Il mancato radicamento sul territorio pesa come un macigno sugli scenari presenti e futuri del Movimento. Basta vedere quello che succede in Ciociaria: nessun sindaco in 91 Comuni, pochissimi consiglieri, comunque sganciati da un vero rapporto con parlamentari ed esponenti regionali.

Il Movimento Cinque Stelle è l’ago della bilancia in Parlamento. Lo ha detto Luigi Di Maio, cogliendo il vero fatto politico di questa pazza crisi estiva. Il dato dal quale partire è quello delle elezioni parlamentari del 4 marzo 2018. In quell’occasione i pentastellati arrivarono quasi al 33%. Poi il crollo alle regionali qualche mese fa, ma siccome il sistema politico italiano  è quello di una Repubblica parlamentare, alla Camera e al Senato vale il quasi 33%.
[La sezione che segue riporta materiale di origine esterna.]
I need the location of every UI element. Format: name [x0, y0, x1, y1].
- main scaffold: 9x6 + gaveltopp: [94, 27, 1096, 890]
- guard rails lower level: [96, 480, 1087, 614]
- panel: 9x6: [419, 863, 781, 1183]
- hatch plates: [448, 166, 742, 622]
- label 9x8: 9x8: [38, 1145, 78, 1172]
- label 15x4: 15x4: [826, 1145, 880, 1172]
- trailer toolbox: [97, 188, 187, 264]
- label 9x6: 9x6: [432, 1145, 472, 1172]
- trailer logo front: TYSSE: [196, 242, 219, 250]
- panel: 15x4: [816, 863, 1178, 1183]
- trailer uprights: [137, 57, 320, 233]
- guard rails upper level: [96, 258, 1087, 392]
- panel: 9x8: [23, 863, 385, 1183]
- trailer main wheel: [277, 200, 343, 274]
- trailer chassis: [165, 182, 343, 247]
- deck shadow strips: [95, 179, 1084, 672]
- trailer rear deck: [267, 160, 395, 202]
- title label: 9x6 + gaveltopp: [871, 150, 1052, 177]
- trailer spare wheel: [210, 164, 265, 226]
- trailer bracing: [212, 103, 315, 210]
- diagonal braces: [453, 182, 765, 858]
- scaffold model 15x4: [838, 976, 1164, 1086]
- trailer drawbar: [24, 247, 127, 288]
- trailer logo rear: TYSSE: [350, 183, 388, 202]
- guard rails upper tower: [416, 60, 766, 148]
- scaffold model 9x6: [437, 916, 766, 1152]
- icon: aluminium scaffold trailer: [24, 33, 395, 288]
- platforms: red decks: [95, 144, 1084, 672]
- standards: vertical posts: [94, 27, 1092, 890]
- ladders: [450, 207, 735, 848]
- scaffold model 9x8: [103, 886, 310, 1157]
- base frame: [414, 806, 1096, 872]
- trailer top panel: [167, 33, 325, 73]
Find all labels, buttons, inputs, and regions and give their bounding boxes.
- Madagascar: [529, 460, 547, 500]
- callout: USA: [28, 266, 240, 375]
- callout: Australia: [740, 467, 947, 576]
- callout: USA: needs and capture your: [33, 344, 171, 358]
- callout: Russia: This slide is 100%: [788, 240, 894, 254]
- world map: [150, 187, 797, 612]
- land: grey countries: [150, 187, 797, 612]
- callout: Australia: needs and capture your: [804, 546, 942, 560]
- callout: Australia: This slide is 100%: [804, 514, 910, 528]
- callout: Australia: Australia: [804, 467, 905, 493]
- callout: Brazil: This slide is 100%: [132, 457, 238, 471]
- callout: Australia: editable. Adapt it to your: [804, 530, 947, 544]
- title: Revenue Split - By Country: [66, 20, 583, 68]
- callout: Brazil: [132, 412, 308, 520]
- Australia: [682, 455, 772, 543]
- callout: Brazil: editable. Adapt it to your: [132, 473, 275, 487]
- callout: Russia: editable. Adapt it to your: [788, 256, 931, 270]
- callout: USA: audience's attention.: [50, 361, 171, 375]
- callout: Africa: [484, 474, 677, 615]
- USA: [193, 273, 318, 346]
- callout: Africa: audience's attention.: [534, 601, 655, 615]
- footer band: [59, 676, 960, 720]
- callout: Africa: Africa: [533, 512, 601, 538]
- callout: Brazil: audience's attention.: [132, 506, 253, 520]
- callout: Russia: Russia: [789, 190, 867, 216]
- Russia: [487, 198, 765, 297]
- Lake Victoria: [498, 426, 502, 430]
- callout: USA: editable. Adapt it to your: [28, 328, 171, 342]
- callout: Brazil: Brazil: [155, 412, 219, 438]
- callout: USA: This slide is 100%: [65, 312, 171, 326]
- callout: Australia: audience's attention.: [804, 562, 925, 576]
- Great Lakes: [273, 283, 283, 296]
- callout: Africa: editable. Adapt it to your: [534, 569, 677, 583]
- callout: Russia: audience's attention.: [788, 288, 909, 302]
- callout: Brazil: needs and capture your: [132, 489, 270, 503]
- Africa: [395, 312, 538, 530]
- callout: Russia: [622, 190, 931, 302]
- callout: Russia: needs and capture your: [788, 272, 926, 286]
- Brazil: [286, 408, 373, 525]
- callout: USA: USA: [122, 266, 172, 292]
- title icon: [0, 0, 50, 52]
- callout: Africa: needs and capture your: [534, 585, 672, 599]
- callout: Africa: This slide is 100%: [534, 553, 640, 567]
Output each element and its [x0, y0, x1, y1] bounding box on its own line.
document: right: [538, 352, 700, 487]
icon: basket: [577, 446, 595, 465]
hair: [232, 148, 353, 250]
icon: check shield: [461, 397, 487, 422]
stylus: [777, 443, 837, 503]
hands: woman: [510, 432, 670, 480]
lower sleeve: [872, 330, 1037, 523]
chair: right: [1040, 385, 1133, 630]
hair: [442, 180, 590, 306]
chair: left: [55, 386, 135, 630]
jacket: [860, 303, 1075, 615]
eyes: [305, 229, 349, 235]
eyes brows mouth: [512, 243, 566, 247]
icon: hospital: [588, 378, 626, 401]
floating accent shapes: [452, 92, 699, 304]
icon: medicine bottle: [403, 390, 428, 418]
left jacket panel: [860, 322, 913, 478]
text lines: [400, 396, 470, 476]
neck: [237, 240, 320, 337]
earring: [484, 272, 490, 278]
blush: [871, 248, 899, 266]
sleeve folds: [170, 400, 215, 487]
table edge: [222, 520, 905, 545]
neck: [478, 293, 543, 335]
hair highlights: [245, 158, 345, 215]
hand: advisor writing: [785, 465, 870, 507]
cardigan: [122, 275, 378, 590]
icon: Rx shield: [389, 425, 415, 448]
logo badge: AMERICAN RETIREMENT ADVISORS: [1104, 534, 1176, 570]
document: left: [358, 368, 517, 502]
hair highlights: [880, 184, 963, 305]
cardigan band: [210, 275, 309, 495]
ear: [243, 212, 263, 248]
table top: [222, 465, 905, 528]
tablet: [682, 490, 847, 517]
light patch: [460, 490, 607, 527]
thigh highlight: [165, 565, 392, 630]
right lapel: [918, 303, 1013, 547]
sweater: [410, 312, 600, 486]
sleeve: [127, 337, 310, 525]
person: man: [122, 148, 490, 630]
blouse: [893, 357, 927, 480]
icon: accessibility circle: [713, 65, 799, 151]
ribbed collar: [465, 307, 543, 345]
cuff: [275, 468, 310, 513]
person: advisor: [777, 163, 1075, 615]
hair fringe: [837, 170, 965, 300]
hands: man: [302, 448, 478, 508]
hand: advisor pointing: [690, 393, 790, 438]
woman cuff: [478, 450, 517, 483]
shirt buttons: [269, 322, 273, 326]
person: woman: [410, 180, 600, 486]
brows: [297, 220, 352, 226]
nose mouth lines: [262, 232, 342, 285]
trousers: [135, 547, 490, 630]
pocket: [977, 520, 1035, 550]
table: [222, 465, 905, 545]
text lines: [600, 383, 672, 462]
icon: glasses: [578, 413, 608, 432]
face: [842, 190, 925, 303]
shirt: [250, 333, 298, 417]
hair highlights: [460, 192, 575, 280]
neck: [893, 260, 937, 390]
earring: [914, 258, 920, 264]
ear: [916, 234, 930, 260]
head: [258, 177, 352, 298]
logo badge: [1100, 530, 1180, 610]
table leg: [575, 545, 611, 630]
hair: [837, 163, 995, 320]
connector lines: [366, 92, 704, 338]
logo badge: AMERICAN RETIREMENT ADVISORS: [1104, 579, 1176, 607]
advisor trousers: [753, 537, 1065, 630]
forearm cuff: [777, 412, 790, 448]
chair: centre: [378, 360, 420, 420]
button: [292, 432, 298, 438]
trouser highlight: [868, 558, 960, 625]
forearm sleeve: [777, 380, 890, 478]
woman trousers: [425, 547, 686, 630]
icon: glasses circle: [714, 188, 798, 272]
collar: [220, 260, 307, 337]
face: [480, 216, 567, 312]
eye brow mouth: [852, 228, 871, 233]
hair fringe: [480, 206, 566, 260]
Ma c’è un elemento che i Cinque Stelle continuano a non considerare: il mancato radicamento sul territorio. Sono passati dal Governo gialloverde  a quello giallorosso, ma nel frattempo sul piano dell’organizzazione nulla è cambiato. I pentastellati non esprimono un solo presidente di Regione e alle regionali non sfondano mai da nessuna parte. Alle Provinciali non partecipano, alle comunali i successi sono stati rari e comunque avvenuti sull’onda lunga del voto di opinione. Vedi Roma e Torino. Non esiste un piano per le alleanze e, soprattutto, non esiste un progetto di radicamento sul territorio, che dovrebbe passare assolutamente per le varie e singole province.

I deputati Fontana, Frusone e Segneri © Giornalisti Indipendenti

Prendiamo la Ciociaria: nessuno sindaco in 91 Comuni e pochissimi consiglieri comunali, peraltro sganciati da un collegamento minimo con il consigliere regionale (Loreto Marcelli) e con i tre parlamentari (Luca Frusone, Enrica Segneri, Ilaria Fontana). Se anche il Governo giallorosso dovesse durare, in ogni caso l’arco temporale è di tre anni. Poi si tornerebbe a votare per le politiche e i Cinque Stelle avranno bisogno di una spinta dai territori. Anche se il sistema dovesse essere proporzionale alla fine.

In realtà è questa la sfida che Luigi Di Maio dovrebbe lanciare.